The right way to work up a sweat

How to sauna correctly

What do I need to know?

Allow approximately 2 hours for a relaxing visit to the sauna. Take the following with you:

  • 2–3 large bath towels
  • pool shoes
  • soap
  • shampoo
  • bathrobe

The procedure:
  • Don’t sauna on a full or empty stomach.
  • First, wash yourself in the shower with soap.
  • Dry yourself well afterwards, as dry skin sweats more quickly. Then wrap yourself naked in your bathrobe.
  • A warm foot bath (3–5 minutes) before the sauna also promotes perspiration.
  • Enter the sauna barefoot, lay out the sauna towel and sit on it (and make sure your feet are on it as well).
  • If you are inexperienced or new to the sauna, sit at a mid-level position. The higher up you sit, the hotter the air. If there is enough room, you can also lie down.
  • You should sit up for the last two minutes so your circulation can adjust to your upright position.

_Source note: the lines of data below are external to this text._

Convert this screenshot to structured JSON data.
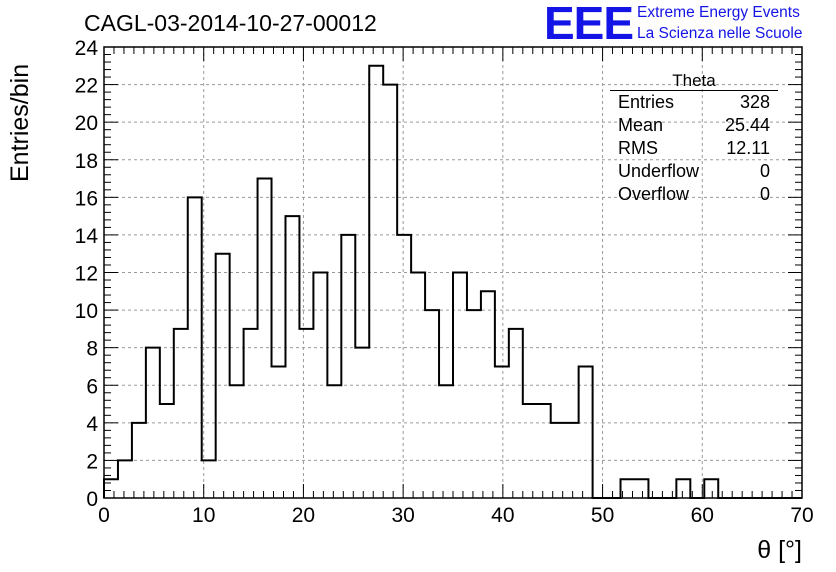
{
  "chart_data": {
    "type": "bar",
    "title": "CAGL-03-2014-10-27-00012",
    "xlabel": "θ [°]",
    "ylabel": "Entries/bin",
    "xlim": [
      0,
      70
    ],
    "ylim": [
      0,
      24
    ],
    "bin_width": 1.4,
    "x_ticks": [
      "0",
      "10",
      "20",
      "30",
      "40",
      "50",
      "60",
      "70"
    ],
    "y_ticks": [
      "0",
      "2",
      "4",
      "6",
      "8",
      "10",
      "12",
      "14",
      "16",
      "18",
      "20",
      "22",
      "24"
    ],
    "grid": true,
    "values": [
      1,
      2,
      4,
      8,
      5,
      9,
      16,
      2,
      13,
      6,
      9,
      17,
      7,
      15,
      9,
      12,
      6,
      14,
      8,
      23,
      22,
      14,
      12,
      10,
      6,
      12,
      10,
      11,
      7,
      9,
      5,
      5,
      4,
      4,
      7,
      0,
      0,
      1,
      1,
      0,
      0,
      1,
      0,
      1,
      0,
      0,
      0,
      0,
      0,
      0
    ],
    "stats": {
      "title": "Theta",
      "rows": [
        {
          "label": "Entries",
          "value": "328"
        },
        {
          "label": "Mean",
          "value": "25.44"
        },
        {
          "label": "RMS",
          "value": "12.11"
        },
        {
          "label": "Underflow",
          "value": "0"
        },
        {
          "label": "Overflow",
          "value": "0"
        }
      ]
    }
  },
  "logo": {
    "letters": "EEE",
    "line1": "Extreme Energy Events",
    "line2": "La Scienza nelle Scuole"
  },
  "colors": {
    "logo": "#1414e6",
    "histogram": "#000000",
    "grid": "#9a9a9a"
  }
}
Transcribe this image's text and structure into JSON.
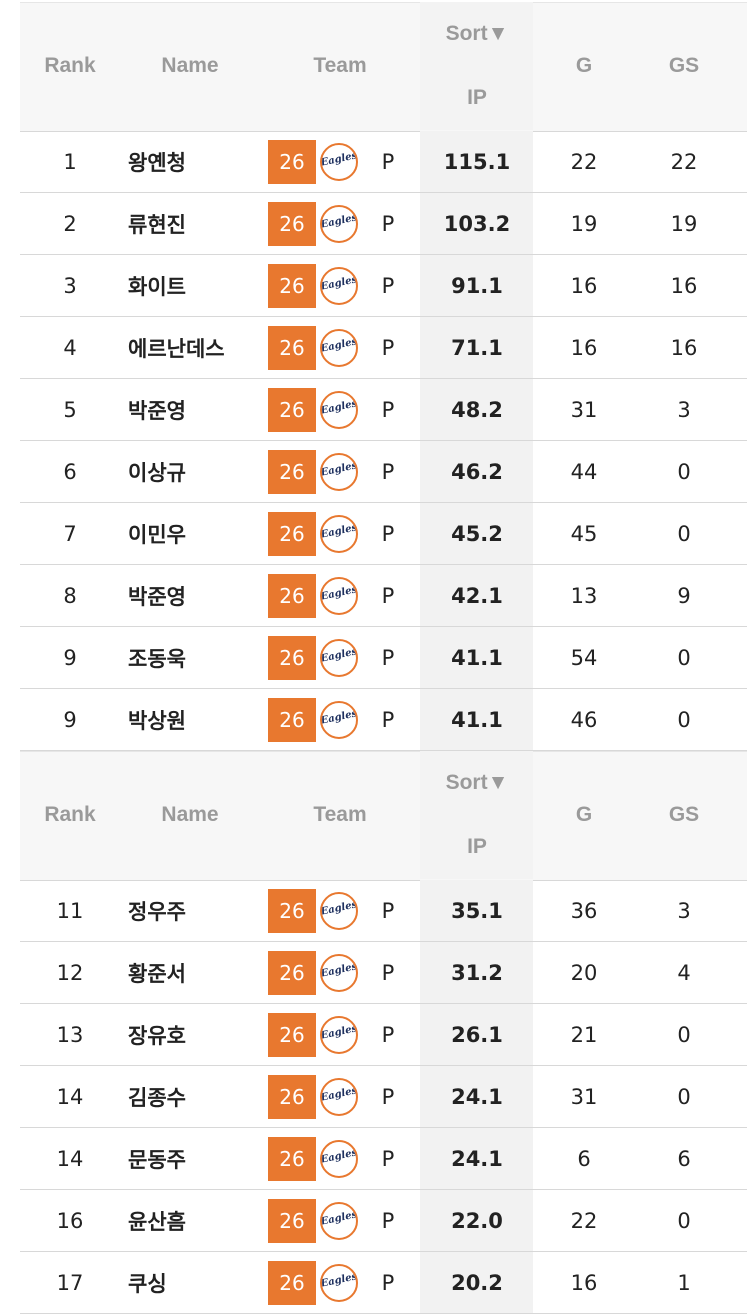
{
  "tables": [
    {
      "header": {
        "rank": "Rank",
        "name": "Name",
        "team": "Team",
        "sort": "Sort▼",
        "ip": "IP",
        "g": "G",
        "gs": "GS"
      },
      "rows": [
        {
          "rank": 1,
          "name": "왕옌청",
          "team_no": "26",
          "logo": "Eagles",
          "pos": "P",
          "ip": "115.1",
          "g": 22,
          "gs": 22
        },
        {
          "rank": 2,
          "name": "류현진",
          "team_no": "26",
          "logo": "Eagles",
          "pos": "P",
          "ip": "103.2",
          "g": 19,
          "gs": 19
        },
        {
          "rank": 3,
          "name": "화이트",
          "team_no": "26",
          "logo": "Eagles",
          "pos": "P",
          "ip": "91.1",
          "g": 16,
          "gs": 16
        },
        {
          "rank": 4,
          "name": "에르난데스",
          "team_no": "26",
          "logo": "Eagles",
          "pos": "P",
          "ip": "71.1",
          "g": 16,
          "gs": 16
        },
        {
          "rank": 5,
          "name": "박준영",
          "team_no": "26",
          "logo": "Eagles",
          "pos": "P",
          "ip": "48.2",
          "g": 31,
          "gs": 3
        },
        {
          "rank": 6,
          "name": "이상규",
          "team_no": "26",
          "logo": "Eagles",
          "pos": "P",
          "ip": "46.2",
          "g": 44,
          "gs": 0
        },
        {
          "rank": 7,
          "name": "이민우",
          "team_no": "26",
          "logo": "Eagles",
          "pos": "P",
          "ip": "45.2",
          "g": 45,
          "gs": 0
        },
        {
          "rank": 8,
          "name": "박준영",
          "team_no": "26",
          "logo": "Eagles",
          "pos": "P",
          "ip": "42.1",
          "g": 13,
          "gs": 9
        },
        {
          "rank": 9,
          "name": "조동욱",
          "team_no": "26",
          "logo": "Eagles",
          "pos": "P",
          "ip": "41.1",
          "g": 54,
          "gs": 0
        },
        {
          "rank": 9,
          "name": "박상원",
          "team_no": "26",
          "logo": "Eagles",
          "pos": "P",
          "ip": "41.1",
          "g": 46,
          "gs": 0
        }
      ]
    },
    {
      "header": {
        "rank": "Rank",
        "name": "Name",
        "team": "Team",
        "sort": "Sort▼",
        "ip": "IP",
        "g": "G",
        "gs": "GS"
      },
      "rows": [
        {
          "rank": 11,
          "name": "정우주",
          "team_no": "26",
          "logo": "Eagles",
          "pos": "P",
          "ip": "35.1",
          "g": 36,
          "gs": 3
        },
        {
          "rank": 12,
          "name": "황준서",
          "team_no": "26",
          "logo": "Eagles",
          "pos": "P",
          "ip": "31.2",
          "g": 20,
          "gs": 4
        },
        {
          "rank": 13,
          "name": "장유호",
          "team_no": "26",
          "logo": "Eagles",
          "pos": "P",
          "ip": "26.1",
          "g": 21,
          "gs": 0
        },
        {
          "rank": 14,
          "name": "김종수",
          "team_no": "26",
          "logo": "Eagles",
          "pos": "P",
          "ip": "24.1",
          "g": 31,
          "gs": 0
        },
        {
          "rank": 14,
          "name": "문동주",
          "team_no": "26",
          "logo": "Eagles",
          "pos": "P",
          "ip": "24.1",
          "g": 6,
          "gs": 6
        },
        {
          "rank": 16,
          "name": "윤산흠",
          "team_no": "26",
          "logo": "Eagles",
          "pos": "P",
          "ip": "22.0",
          "g": 22,
          "gs": 0
        },
        {
          "rank": 17,
          "name": "쿠싱",
          "team_no": "26",
          "logo": "Eagles",
          "pos": "P",
          "ip": "20.2",
          "g": 16,
          "gs": 1
        }
      ]
    }
  ]
}
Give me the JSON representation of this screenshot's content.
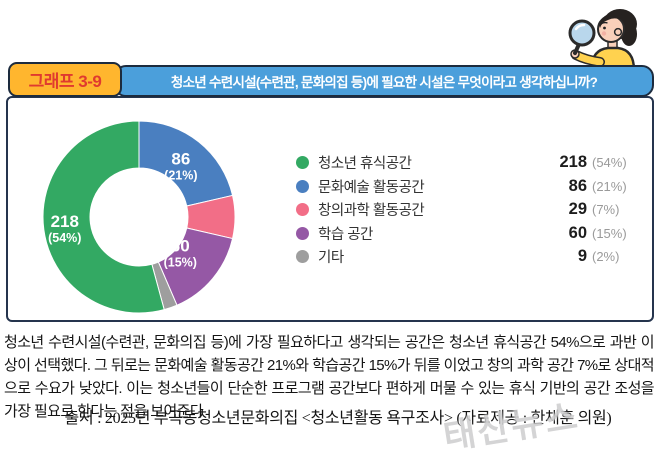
{
  "header": {
    "graph_label": "그래프 3-9",
    "title": "청소년 수련시설(수련관, 문화의집 등)에 필요한 시설은 무엇이라고 생각하십니까?"
  },
  "colors": {
    "label_box_bg": "#ffb62e",
    "label_box_text": "#e03a2f",
    "title_bar_bg": "#4b9fdb",
    "outline_navy": "#1c2b3e",
    "green": "#33a963",
    "blue": "#4a7fc0",
    "pink": "#f26e87",
    "purple": "#9558a5",
    "gray": "#9e9e9e"
  },
  "chart_data": {
    "type": "donut",
    "title": "청소년 수련시설(수련관, 문화의집 등)에 필요한 시설은 무엇이라고 생각하십니까?",
    "legend_position": "right",
    "slices": [
      {
        "label": "청소년 휴식공간",
        "value": 218,
        "pct": 54,
        "color": "#33a963",
        "show_label": true,
        "label_r": 0.78
      },
      {
        "label": "문화예술 활동공간",
        "value": 86,
        "pct": 21,
        "color": "#4a7fc0",
        "show_label": true,
        "label_r": 0.7
      },
      {
        "label": "창의과학 활동공간",
        "value": 29,
        "pct": 7,
        "color": "#f26e87",
        "show_label": false,
        "label_r": 0.7
      },
      {
        "label": "학습 공간",
        "value": 60,
        "pct": 15,
        "color": "#9558a5",
        "show_label": true,
        "label_r": 0.56
      },
      {
        "label": "기타",
        "value": 9,
        "pct": 2,
        "color": "#9e9e9e",
        "show_label": false,
        "label_r": 0.7
      }
    ],
    "draw_order": [
      1,
      2,
      3,
      4,
      0
    ],
    "start_angle_deg": 0,
    "direction": "clockwise"
  },
  "body_text": "청소년 수련시설(수련관, 문화의집 등)에 가장 필요하다고 생각되는 공간은 청소년 휴식공간 54%으로 과반 이상이 선택했다. 그 뒤로는 문화예술 활동공간 21%와 학습공간 15%가 뒤를 이었고 창의 과학 공간 7%로 상대적으로 수요가 낮았다. 이는 청소년들이 단순한 프로그램 공간보다 편하게 머물 수 있는 휴식 기반의 공간 조성을 가장 필요로 한다는 점을 보여준다",
  "source": "출처 : 2025년 부곡동청소년문화의집 <청소년활동 욕구조사> (자료제공 : 한채훈 의원)",
  "watermark": "태산뉴스"
}
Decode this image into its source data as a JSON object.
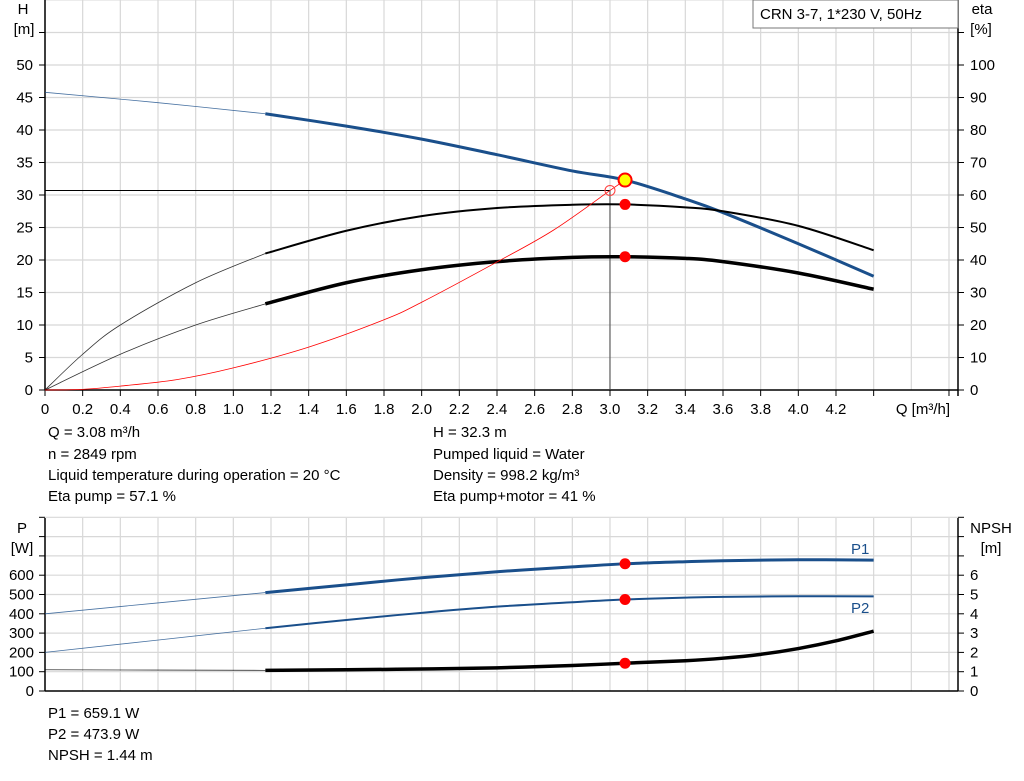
{
  "chart_data": [
    {
      "type": "line",
      "title": "CRN 3-7, 1*230 V, 50Hz",
      "xlabel": "Q [m³/h]",
      "ylabel_left": {
        "name": "H",
        "unit": "[m]"
      },
      "ylabel_right": {
        "name": "eta",
        "unit": "[%]"
      },
      "xlim": [
        0,
        4.85
      ],
      "ylim_left": [
        0,
        55
      ],
      "ylim_right": [
        0,
        110
      ],
      "x_ticks": [
        "0",
        "0.2",
        "0.4",
        "0.6",
        "0.8",
        "1.0",
        "1.2",
        "1.4",
        "1.6",
        "1.8",
        "2.0",
        "2.2",
        "2.4",
        "2.6",
        "2.8",
        "3.0",
        "3.2",
        "3.4",
        "3.6",
        "3.8",
        "4.0",
        "4.2"
      ],
      "y_ticks_left": [
        "0",
        "5",
        "10",
        "15",
        "20",
        "25",
        "30",
        "35",
        "40",
        "45",
        "50"
      ],
      "y_ticks_right": [
        "0",
        "10",
        "20",
        "30",
        "40",
        "50",
        "60",
        "70",
        "80",
        "90",
        "100"
      ],
      "grid": true,
      "series": [
        {
          "key": "H",
          "axis": "left",
          "color": "#1a4f8b",
          "thin_until": 1.17,
          "x": [
            0,
            0.6,
            1.17,
            1.6,
            2.0,
            2.4,
            2.8,
            3.08,
            3.4,
            3.6,
            4.0,
            4.4
          ],
          "y": [
            45.8,
            44.2,
            42.5,
            40.6,
            38.6,
            36.2,
            33.7,
            32.3,
            29.4,
            27.3,
            22.5,
            17.5
          ]
        },
        {
          "key": "eta_pump",
          "axis": "right",
          "color": "#000000",
          "thin_until": 1.17,
          "x": [
            0,
            0.2,
            0.4,
            0.8,
            1.17,
            1.6,
            2.0,
            2.4,
            2.8,
            3.08,
            3.4,
            3.6,
            4.0,
            4.4
          ],
          "y": [
            0,
            11,
            20,
            33,
            42,
            49,
            53.5,
            56,
            57,
            57.1,
            56.2,
            55,
            50.5,
            43
          ]
        },
        {
          "key": "eta_pump_motor",
          "axis": "right",
          "color": "#000000",
          "thin_until": 1.17,
          "x": [
            0,
            0.4,
            0.8,
            1.17,
            1.6,
            2.0,
            2.4,
            2.8,
            3.08,
            3.4,
            3.6,
            4.0,
            4.4
          ],
          "y": [
            0,
            11,
            20,
            26.5,
            33,
            37,
            39.5,
            40.8,
            41,
            40.5,
            39.5,
            36,
            31
          ]
        },
        {
          "key": "system_curve",
          "axis": "left",
          "color": "#ff0000",
          "x": [
            0,
            0.2,
            0.4,
            0.7,
            1.0,
            1.4,
            1.8,
            2.0,
            2.4,
            2.7,
            3.0
          ],
          "y": [
            0,
            0.1,
            0.6,
            1.6,
            3.4,
            6.6,
            10.8,
            13.5,
            19.7,
            24.6,
            30.7
          ]
        }
      ],
      "operating_point": {
        "Q": 3.08,
        "H": 32.3,
        "eta_pump": 57.1,
        "eta_pump_motor": 41
      },
      "requested_point": {
        "Q": 3.0,
        "H": 30.7
      }
    },
    {
      "type": "line",
      "ylabel_left": {
        "name": "P",
        "unit": "[W]"
      },
      "ylabel_right": {
        "name": "NPSH",
        "unit": "[m]"
      },
      "xlim": [
        0,
        4.85
      ],
      "ylim_left": [
        0,
        900
      ],
      "ylim_right": [
        0,
        9
      ],
      "y_ticks_left": [
        "0",
        "100",
        "200",
        "300",
        "400",
        "500",
        "600"
      ],
      "y_ticks_right": [
        "0",
        "1",
        "2",
        "3",
        "4",
        "5",
        "6"
      ],
      "grid": true,
      "series": [
        {
          "key": "P1",
          "name": "P1",
          "axis": "left",
          "color": "#1a4f8b",
          "thin_until": 1.17,
          "x": [
            0,
            1.17,
            1.6,
            2.0,
            2.4,
            2.8,
            3.08,
            3.4,
            3.6,
            4.0,
            4.4
          ],
          "y": [
            400,
            510,
            550,
            587,
            618,
            643,
            659,
            670,
            675,
            680,
            678
          ]
        },
        {
          "key": "P2",
          "name": "P2",
          "axis": "left",
          "color": "#1a4f8b",
          "thin_until": 1.17,
          "x": [
            0,
            1.17,
            1.6,
            2.0,
            2.4,
            2.8,
            3.08,
            3.4,
            3.6,
            4.0,
            4.4
          ],
          "y": [
            200,
            325,
            368,
            405,
            437,
            460,
            474,
            484,
            488,
            491,
            490
          ]
        },
        {
          "key": "NPSH",
          "axis": "right",
          "color": "#000000",
          "thin_until": 1.17,
          "x": [
            0,
            1.17,
            1.6,
            2.0,
            2.4,
            2.8,
            3.08,
            3.4,
            3.6,
            3.8,
            4.0,
            4.2,
            4.4
          ],
          "y": [
            1.1,
            1.07,
            1.1,
            1.14,
            1.2,
            1.32,
            1.44,
            1.57,
            1.7,
            1.9,
            2.2,
            2.6,
            3.1
          ]
        }
      ],
      "operating_point": {
        "Q": 3.08,
        "P1": 659.1,
        "P2": 473.9,
        "NPSH": 1.44
      }
    }
  ],
  "info_top": {
    "q": "Q = 3.08 m³/h",
    "n": "n = 2849 rpm",
    "temp": "Liquid temperature during operation = 20 °C",
    "eta_pump": "Eta pump = 57.1 %",
    "h": "H = 32.3 m",
    "liquid": "Pumped liquid = Water",
    "density": "Density = 998.2 kg/m³",
    "eta_total": "Eta pump+motor = 41 %"
  },
  "info_bottom": {
    "p1": "P1 = 659.1 W",
    "p2": "P2 = 473.9 W",
    "npsh": "NPSH = 1.44 m"
  }
}
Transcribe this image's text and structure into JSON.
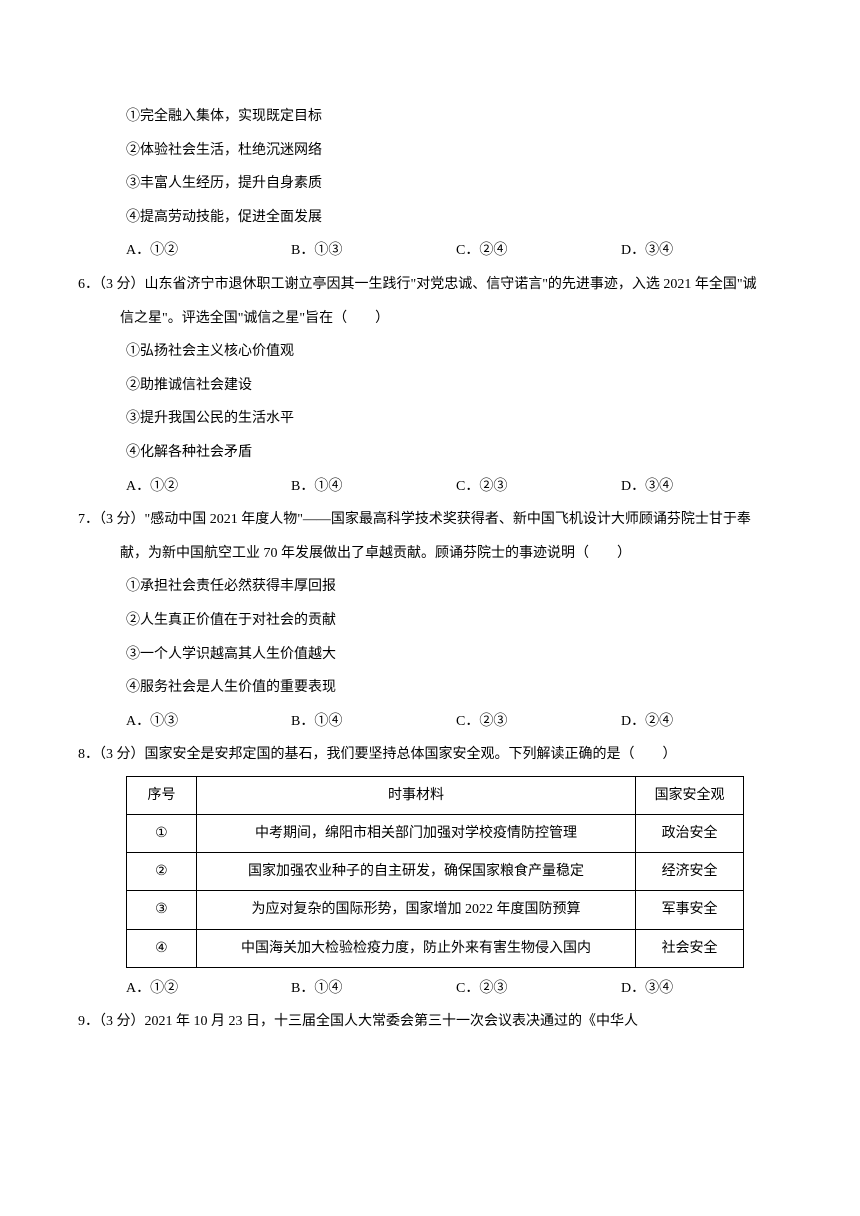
{
  "q5": {
    "s1": "①完全融入集体，实现既定目标",
    "s2": "②体验社会生活，杜绝沉迷网络",
    "s3": "③丰富人生经历，提升自身素质",
    "s4": "④提高劳动技能，促进全面发展",
    "opts": {
      "a": "A．①②",
      "b": "B．①③",
      "c": "C．②④",
      "d": "D．③④"
    }
  },
  "q6": {
    "stem": "6．（3 分）山东省济宁市退休职工谢立亭因其一生践行\"对党忠诚、信守诺言\"的先进事迹，入选 2021 年全国\"诚信之星\"。评选全国\"诚信之星\"旨在（　　）",
    "s1": "①弘扬社会主义核心价值观",
    "s2": "②助推诚信社会建设",
    "s3": "③提升我国公民的生活水平",
    "s4": "④化解各种社会矛盾",
    "opts": {
      "a": "A．①②",
      "b": "B．①④",
      "c": "C．②③",
      "d": "D．③④"
    }
  },
  "q7": {
    "stem": "7．（3 分）\"感动中国 2021 年度人物\"——国家最高科学技术奖获得者、新中国飞机设计大师顾诵芬院士甘于奉献，为新中国航空工业 70 年发展做出了卓越贡献。顾诵芬院士的事迹说明（　　）",
    "s1": "①承担社会责任必然获得丰厚回报",
    "s2": "②人生真正价值在于对社会的贡献",
    "s3": "③一个人学识越高其人生价值越大",
    "s4": "④服务社会是人生价值的重要表现",
    "opts": {
      "a": "A．①③",
      "b": "B．①④",
      "c": "C．②③",
      "d": "D．②④"
    }
  },
  "q8": {
    "stem": "8．（3 分）国家安全是安邦定国的基石，我们要坚持总体国家安全观。下列解读正确的是（　　）",
    "table": {
      "header": {
        "seq": "序号",
        "material": "时事材料",
        "view": "国家安全观"
      },
      "rows": [
        {
          "seq": "①",
          "material": "中考期间，绵阳市相关部门加强对学校疫情防控管理",
          "view": "政治安全"
        },
        {
          "seq": "②",
          "material": "国家加强农业种子的自主研发，确保国家粮食产量稳定",
          "view": "经济安全"
        },
        {
          "seq": "③",
          "material": "为应对复杂的国际形势，国家增加 2022 年度国防预算",
          "view": "军事安全"
        },
        {
          "seq": "④",
          "material": "中国海关加大检验检疫力度，防止外来有害生物侵入国内",
          "view": "社会安全"
        }
      ]
    },
    "opts": {
      "a": "A．①②",
      "b": "B．①④",
      "c": "C．②③",
      "d": "D．③④"
    }
  },
  "q9": {
    "stem": "9．（3 分）2021 年 10 月 23 日，十三届全国人大常委会第三十一次会议表决通过的《中华人"
  }
}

Also move your legs a little to stimulate blood flow.
  • Leave the sauna immediately if you feel at all unwell, otherwise after 8–15 minutes.
  • Stretch your legs a little once outside the sauna, in the fresh air if possible – your body now needs oxygen.
  • Take a cold shower.
  • Now immerse yourself in the cold plunge pool. Have a warm foot bath, if you like.
  • Now rest for approx. 10–15 minutes in the relaxation room, fully dried off and wrapped in your robe.
  • Repeat the sauna procedure once or twice.
  • Avoid physical exertion following your sauna.
  • Drink plenty of liquids after your sauna – as your blood vessels will have dilated, alcohol consumption is not advisable (there is a danger of circulatory collapse).